‘A great first day of the DEAL workshops. A very useful and provocative intro from David Plans, some Digital Economy “ducking and diving” from Alan Brown, then a really wonderful seminar and workshop from Annabelle Gawer for the rest of the day, exploring the changing nature of value and ecosystems due to Digital Platforms. A lively audience, and great feedback from the sessions.’
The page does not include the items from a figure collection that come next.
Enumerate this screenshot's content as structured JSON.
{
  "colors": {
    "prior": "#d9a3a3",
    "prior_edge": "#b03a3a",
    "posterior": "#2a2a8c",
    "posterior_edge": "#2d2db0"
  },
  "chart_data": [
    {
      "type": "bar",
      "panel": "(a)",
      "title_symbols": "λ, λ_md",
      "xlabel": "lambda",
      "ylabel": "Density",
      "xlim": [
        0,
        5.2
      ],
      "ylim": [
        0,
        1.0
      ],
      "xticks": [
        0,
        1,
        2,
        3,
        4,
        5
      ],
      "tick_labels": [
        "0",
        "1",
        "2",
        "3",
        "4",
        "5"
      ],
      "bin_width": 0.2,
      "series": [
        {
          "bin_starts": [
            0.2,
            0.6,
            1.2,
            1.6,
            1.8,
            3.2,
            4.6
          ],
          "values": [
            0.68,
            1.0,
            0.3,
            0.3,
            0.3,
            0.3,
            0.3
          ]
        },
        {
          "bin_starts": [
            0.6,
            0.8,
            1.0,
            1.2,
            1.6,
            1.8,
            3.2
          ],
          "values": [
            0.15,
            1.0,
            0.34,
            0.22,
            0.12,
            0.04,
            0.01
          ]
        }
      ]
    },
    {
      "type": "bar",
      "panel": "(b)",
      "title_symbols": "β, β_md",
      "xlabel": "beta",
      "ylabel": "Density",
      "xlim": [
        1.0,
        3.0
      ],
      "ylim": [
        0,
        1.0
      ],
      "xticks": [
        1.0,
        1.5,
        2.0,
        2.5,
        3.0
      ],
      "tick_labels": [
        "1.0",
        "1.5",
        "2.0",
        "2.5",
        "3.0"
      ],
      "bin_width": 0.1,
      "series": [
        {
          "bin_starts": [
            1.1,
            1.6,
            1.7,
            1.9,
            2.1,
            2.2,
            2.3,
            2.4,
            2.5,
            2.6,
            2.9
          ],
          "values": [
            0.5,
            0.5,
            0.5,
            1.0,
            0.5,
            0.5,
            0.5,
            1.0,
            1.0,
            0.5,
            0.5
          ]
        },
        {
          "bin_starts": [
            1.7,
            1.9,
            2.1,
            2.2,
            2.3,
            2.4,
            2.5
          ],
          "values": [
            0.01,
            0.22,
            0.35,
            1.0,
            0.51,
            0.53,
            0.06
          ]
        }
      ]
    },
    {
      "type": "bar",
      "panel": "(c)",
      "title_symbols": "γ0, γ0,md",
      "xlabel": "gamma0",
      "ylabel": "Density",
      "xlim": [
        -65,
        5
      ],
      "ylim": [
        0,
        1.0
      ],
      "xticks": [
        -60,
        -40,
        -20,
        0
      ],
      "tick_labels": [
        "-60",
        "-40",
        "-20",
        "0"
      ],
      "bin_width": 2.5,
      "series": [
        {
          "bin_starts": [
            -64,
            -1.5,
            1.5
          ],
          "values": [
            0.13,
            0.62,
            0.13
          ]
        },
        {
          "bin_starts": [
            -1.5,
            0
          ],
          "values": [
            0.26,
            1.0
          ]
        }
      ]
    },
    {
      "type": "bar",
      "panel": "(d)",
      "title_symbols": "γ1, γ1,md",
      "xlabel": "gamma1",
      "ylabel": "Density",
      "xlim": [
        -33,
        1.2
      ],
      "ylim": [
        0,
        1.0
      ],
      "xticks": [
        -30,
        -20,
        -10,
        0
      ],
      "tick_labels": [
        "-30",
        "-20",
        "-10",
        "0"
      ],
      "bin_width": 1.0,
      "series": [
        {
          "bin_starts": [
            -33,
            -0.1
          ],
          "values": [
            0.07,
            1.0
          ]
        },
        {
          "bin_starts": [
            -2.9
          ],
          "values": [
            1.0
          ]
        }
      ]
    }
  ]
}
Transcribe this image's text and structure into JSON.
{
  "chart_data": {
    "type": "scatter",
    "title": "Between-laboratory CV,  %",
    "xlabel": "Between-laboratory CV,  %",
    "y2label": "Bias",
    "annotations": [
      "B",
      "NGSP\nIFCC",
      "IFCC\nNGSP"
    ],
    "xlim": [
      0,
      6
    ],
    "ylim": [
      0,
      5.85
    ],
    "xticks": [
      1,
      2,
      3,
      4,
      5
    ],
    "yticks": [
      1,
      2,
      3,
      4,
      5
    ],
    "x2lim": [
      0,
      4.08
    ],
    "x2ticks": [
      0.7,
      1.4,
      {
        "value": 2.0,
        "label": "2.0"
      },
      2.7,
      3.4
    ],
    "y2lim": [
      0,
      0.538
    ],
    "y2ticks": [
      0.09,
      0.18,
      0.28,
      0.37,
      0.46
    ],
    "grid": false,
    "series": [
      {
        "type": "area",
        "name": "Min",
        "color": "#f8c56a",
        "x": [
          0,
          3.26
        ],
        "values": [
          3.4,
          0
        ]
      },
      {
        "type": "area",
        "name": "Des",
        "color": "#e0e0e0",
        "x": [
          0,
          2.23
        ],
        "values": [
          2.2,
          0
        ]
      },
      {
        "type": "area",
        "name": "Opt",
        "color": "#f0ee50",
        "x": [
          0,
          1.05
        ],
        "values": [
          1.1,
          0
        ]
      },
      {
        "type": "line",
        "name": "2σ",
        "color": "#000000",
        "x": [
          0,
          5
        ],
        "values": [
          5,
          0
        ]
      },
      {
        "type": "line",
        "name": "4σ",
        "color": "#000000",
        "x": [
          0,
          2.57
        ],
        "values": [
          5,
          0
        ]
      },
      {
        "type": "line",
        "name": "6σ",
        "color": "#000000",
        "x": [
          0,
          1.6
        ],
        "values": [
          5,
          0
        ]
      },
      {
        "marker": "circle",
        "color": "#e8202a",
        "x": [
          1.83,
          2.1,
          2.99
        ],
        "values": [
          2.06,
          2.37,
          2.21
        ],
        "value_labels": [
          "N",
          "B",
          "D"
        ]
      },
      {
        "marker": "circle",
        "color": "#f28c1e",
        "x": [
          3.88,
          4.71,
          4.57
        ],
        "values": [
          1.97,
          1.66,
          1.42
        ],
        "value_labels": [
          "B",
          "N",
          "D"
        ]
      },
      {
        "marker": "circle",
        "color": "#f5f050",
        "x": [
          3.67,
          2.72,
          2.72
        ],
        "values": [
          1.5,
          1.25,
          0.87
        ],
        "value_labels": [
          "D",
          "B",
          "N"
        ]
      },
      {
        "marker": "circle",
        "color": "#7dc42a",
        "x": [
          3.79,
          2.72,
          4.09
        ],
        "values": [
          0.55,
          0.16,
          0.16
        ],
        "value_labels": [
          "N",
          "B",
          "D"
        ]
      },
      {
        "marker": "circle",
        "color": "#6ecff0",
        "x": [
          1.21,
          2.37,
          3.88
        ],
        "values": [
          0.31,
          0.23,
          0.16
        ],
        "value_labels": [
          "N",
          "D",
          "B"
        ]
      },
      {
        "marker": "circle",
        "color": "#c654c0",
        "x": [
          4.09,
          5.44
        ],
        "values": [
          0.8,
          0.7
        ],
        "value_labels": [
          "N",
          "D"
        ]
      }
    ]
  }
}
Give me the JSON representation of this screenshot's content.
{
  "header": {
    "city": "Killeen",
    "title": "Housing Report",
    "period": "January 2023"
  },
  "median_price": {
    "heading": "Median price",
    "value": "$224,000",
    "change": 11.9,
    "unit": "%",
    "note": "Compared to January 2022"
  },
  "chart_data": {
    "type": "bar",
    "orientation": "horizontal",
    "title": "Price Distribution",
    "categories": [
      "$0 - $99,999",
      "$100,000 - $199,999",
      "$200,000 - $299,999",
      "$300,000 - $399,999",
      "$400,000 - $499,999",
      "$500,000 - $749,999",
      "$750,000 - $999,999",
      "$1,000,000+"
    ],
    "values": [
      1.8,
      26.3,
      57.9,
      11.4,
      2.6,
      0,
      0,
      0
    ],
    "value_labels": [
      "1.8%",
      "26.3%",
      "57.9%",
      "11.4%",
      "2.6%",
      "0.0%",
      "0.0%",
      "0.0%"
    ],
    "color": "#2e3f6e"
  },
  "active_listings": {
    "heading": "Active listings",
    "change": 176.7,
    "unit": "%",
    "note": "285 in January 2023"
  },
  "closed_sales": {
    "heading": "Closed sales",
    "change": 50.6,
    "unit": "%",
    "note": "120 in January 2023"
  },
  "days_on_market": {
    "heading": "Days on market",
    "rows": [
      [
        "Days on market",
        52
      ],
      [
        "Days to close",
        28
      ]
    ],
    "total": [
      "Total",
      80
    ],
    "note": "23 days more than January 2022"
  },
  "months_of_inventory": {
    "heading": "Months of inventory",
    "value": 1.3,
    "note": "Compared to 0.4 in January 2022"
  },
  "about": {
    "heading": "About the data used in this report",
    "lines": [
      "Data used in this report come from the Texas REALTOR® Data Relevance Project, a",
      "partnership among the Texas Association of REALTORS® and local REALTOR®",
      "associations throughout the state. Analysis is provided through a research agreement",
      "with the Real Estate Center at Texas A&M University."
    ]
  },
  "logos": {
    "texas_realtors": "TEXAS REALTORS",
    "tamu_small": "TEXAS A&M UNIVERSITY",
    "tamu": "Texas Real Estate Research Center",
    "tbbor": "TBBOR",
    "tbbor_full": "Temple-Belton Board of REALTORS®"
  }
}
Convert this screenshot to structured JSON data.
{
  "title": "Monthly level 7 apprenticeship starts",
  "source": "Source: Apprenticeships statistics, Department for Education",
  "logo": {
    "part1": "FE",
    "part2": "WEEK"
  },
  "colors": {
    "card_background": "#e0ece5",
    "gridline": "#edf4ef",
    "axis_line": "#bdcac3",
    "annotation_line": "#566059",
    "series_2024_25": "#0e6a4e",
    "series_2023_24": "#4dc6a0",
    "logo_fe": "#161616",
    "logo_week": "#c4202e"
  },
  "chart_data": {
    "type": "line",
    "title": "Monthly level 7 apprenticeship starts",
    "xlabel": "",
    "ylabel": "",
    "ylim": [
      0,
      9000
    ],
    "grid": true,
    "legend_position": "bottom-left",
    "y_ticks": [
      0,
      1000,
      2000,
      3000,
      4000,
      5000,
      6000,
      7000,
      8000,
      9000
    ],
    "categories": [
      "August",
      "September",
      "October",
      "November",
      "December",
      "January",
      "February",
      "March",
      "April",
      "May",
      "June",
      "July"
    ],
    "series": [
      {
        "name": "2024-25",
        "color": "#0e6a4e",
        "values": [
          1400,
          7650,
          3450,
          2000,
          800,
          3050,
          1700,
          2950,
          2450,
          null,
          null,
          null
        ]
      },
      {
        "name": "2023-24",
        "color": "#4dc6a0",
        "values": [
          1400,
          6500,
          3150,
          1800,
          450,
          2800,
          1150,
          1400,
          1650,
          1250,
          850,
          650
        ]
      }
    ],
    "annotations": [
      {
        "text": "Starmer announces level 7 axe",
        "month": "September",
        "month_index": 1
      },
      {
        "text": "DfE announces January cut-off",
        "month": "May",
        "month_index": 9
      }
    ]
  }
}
It is an exciting week for us: the first significant gathering of CoDE’s top ‘minds on Digital’ in one creative, intensive, and high-energy workshop running a full week in the Business insights Lab – all for the benefit of startups.
The sessions are co-sponsored with ENDuRE, the European Network of Design for Resilient Entrepreneurship. Chief of ENDuRE at Surrey and CoDE team member Dr David Plans kicked off the week with a blast of insight about the challenges, opportunities, and surreal experiences in store for European startups like his, BioBeats. ‘Often,’ he stressed, ‘change is the most difficult part of any business. Even with the perfect business model, startups hit a wall they didn’t anticipate, and die. Even though ‘fail quickly’ is an Agile principle, it’s not great for the economy; however, by failing, we also find out what a good idea actually IS’.
The madness and contradictions inherent in getting a startup off the ground is why ENDuRE got started: to change how entrepreneurship is taught; and to facilitate interaction amongst European startups. The latter isn’t easy: fundraising is different from country to country; cultural logistics vary widely; and Brexit is going to make it harder to have the conversations.
Some more of David’s advice to our audience from both the business community and the Surrey MBA:
- ‘In terms of the iteration of funding and the speed of business, the UK is like a limping elephant compared with the US’s cheetah. But, in turn, the UK makes Europe look slow.’
- ‘Ideas are worthless. Execution is everything. Your team, therefore, is the most important asset you’ve got.’
- ‘Be prepared for questions from potential investors like, Have you ever been divorced? Have you ever had a nervous breakdown? They are trying to find out how much of yourself you put into your business. They are looking for a “racehorse”.’
- ‘Once you’ve made a successful pitch and the funding starts, you’ll probably end up having to fire yourself. That’s how you know you’ve succeeded.’
David’s conclusions: Resilience is the key — plus testing everything, iterating daily, and getting used to swimming in a sea of change.
Over to Professor Alan Brown, who asked – What does it really mean to be successful? He encouraged the spirit of Experimentation: together within the workshop – but also conducting business in a much more interactive way. ‘It’s possible,’ says Alan, ‘that everything we teach at business school is wrong – that rather than looking to theory on past business cases, we should be looking to ourselves, to “emerging knowledge” as we shape it, to luck, and to experimentation – perhaps this is the new formula for learning, with discovery blended with execution.’
Professor Annabelle Gawer spent the afternoon guiding the workshop through one of the most significant areas of the Digital Economy, using her ground-breaking research on Platforms. Platforms went from enigma to buzzword in a few short years – and Annabelle was there from the beginning. She explains, “Digital platforms constitute 70% of all unicorns (companies whose valuation exceeds $1 billion), and they affect our lives as citizens, employees, or entrepreneurs. This is why we must understand deeply how they create value, as well as what forces drive the distribution of the value created”.
She continues, “Entrepreneurs must understand how to build platform businesses in our digital economy”. Her passion is infectious, and the questions kept coming throughout her session.
Day 2 found us learning about Value and Digital: Professor Roger Maull and Dr Phil Godsiff ran the gamut from Open Data and the Internet of Things to a Blockchain exercise involving Lego, stickers, maths problems, and an imaginary marketplace, in an extremely lively and effective hands-on demonstration of how Blockchain really works.
We’re only halfway through the week, but we’re exhilarated and inspired, and already certain that ‘DEAL’ will be an annual event.
Who knows what the Digital Revolution will look like in a year? We can only guess – so make sure to join us as we get to grips with the next wave of innovation.